Dear Faculty and Staff,
I would like to thank all departments for their cooperation during the unprecedented crisis of this past semester. Our adjuncts were euthanized in an orderly fashion, save for a few who ran into the woods and had to be hunted down by campus security. As predicted, a new crop of unemployed PhDs is already applying to take their places. Meanwhile, our faculty have smoothly transitioned to online teaching, and, thanks to the tireless efforts of the Center for Teaching and Learning, most are now capable of determining if the computer is plugged in.
I am also pleased to report that we are progressing with our plans for the fall semester. As you know, the COVID crisis has plunged us into an unexpected budget shortfall, as we have had to issue refunds on housing, meal plans, tuition, activity fees, parking fees, service fees, records fees, and memberships at the student gym and day spa.
We are therefore forced to take some extreme measures to avoid dipping into the endowment. We have let go of all ancillary staff, including librarians, maintenance, cleaning staff, and the school mascot. The college president and even the head football coach have forgone their annual merit raises. As it turns out, though, the lion’s share of the budget is being consumed by our faculty in the form of salaries.
Though we have offered a generous buyout for faculty willing to take early retirement ($5 Amazon gift cards), negotiations with the Faculty Union have failed to bear fruit. It also seems that tenured professors are not willing to have their jobs depend on being evaluated by metrics such as “productivity,” “merit,” or “getting along with other human beings.” However, by a happy coincidence, the population of our highest-paid faculty overlaps with the demographics of those most at risk for COVID-19.

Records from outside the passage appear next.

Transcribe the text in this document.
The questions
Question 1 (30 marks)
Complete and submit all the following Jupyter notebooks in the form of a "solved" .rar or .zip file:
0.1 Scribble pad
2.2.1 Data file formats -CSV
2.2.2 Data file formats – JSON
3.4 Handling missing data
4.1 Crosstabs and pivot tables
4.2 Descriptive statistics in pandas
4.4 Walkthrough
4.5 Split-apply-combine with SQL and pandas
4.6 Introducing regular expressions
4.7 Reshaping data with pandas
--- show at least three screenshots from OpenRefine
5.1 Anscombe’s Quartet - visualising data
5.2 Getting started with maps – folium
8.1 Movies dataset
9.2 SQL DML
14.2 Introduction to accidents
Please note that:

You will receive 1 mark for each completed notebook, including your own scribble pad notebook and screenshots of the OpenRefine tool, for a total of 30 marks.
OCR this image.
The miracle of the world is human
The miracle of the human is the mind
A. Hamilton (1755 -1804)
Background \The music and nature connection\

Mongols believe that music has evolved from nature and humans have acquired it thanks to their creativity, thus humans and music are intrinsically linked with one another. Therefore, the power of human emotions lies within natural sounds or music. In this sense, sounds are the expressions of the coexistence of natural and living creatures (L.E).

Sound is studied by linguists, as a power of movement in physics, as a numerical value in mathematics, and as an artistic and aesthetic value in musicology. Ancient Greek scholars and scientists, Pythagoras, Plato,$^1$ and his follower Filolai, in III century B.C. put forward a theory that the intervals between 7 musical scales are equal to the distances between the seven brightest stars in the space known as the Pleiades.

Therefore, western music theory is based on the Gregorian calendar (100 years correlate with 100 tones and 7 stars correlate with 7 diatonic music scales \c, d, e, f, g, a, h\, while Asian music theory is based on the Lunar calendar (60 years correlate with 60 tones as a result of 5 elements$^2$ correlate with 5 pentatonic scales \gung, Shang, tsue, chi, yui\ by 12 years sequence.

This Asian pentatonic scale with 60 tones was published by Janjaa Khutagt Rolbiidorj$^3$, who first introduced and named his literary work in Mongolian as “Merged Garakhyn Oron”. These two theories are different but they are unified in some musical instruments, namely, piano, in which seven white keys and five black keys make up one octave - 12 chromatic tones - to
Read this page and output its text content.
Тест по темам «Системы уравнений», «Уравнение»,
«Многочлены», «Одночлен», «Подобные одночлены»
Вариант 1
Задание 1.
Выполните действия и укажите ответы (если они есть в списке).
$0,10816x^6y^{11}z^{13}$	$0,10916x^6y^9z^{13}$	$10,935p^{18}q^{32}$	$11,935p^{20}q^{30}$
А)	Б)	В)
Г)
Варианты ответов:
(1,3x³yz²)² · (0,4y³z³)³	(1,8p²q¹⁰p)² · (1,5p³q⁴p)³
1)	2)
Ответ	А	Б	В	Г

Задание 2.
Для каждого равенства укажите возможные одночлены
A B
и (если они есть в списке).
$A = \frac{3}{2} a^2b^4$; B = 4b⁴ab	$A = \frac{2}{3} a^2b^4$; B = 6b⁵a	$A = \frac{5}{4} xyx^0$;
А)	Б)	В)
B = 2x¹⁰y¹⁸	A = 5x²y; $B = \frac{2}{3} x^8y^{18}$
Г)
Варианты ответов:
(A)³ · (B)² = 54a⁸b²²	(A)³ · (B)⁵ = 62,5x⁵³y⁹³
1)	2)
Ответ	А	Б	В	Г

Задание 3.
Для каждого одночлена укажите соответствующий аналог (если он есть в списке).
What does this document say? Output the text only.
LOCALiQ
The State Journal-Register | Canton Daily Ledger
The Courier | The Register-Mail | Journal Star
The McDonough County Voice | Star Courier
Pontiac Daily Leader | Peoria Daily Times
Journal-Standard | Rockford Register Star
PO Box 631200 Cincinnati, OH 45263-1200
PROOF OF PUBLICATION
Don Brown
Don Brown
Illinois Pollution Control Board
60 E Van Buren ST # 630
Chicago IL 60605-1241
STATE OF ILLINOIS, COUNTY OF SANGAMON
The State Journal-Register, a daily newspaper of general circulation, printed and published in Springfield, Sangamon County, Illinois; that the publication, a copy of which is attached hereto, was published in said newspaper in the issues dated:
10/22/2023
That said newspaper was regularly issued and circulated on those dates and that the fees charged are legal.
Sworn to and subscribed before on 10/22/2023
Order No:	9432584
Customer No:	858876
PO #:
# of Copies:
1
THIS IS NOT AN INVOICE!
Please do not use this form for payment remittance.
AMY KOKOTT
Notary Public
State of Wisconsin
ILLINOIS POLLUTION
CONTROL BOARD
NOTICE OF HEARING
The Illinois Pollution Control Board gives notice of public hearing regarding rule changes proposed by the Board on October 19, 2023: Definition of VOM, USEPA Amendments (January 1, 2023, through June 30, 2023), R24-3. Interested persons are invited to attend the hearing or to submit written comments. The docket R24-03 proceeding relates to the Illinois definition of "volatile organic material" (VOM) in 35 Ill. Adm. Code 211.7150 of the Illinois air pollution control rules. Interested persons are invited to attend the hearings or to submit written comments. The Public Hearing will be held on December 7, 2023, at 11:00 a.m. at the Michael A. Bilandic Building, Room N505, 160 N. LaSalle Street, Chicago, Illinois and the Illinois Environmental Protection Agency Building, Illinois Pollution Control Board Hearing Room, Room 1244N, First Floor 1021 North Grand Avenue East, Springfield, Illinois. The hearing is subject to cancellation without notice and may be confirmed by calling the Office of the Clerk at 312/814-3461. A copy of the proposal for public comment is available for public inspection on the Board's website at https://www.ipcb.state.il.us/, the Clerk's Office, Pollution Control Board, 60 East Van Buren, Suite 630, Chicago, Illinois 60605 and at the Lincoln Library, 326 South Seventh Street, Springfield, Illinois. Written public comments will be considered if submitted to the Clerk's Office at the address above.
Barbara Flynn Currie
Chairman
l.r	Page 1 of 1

I would therefore like to announce that we will not be enacting any social distancing or contagion-prevention in the fall semester. In fact, we will be providing shuttle busses for students who wish to go “club-hopping” or participate in “protests” in the nearest large metro areas. Further, we will be redesigning our classrooms into “learning communities” that will maximize togetherness and also turning off the HVAC air circulation to classrooms. Professor Fledermaus in Public Health estimates that, given the average rate of transmission in a closed community and the mortality rate of the 65-to-80-year old demographic, we will be well under budget by the end of the fall semester.
Due to an expected increase in premiums, we will also be suspending life insurance as an employee benefit.
Thank you all for all you have done for our school.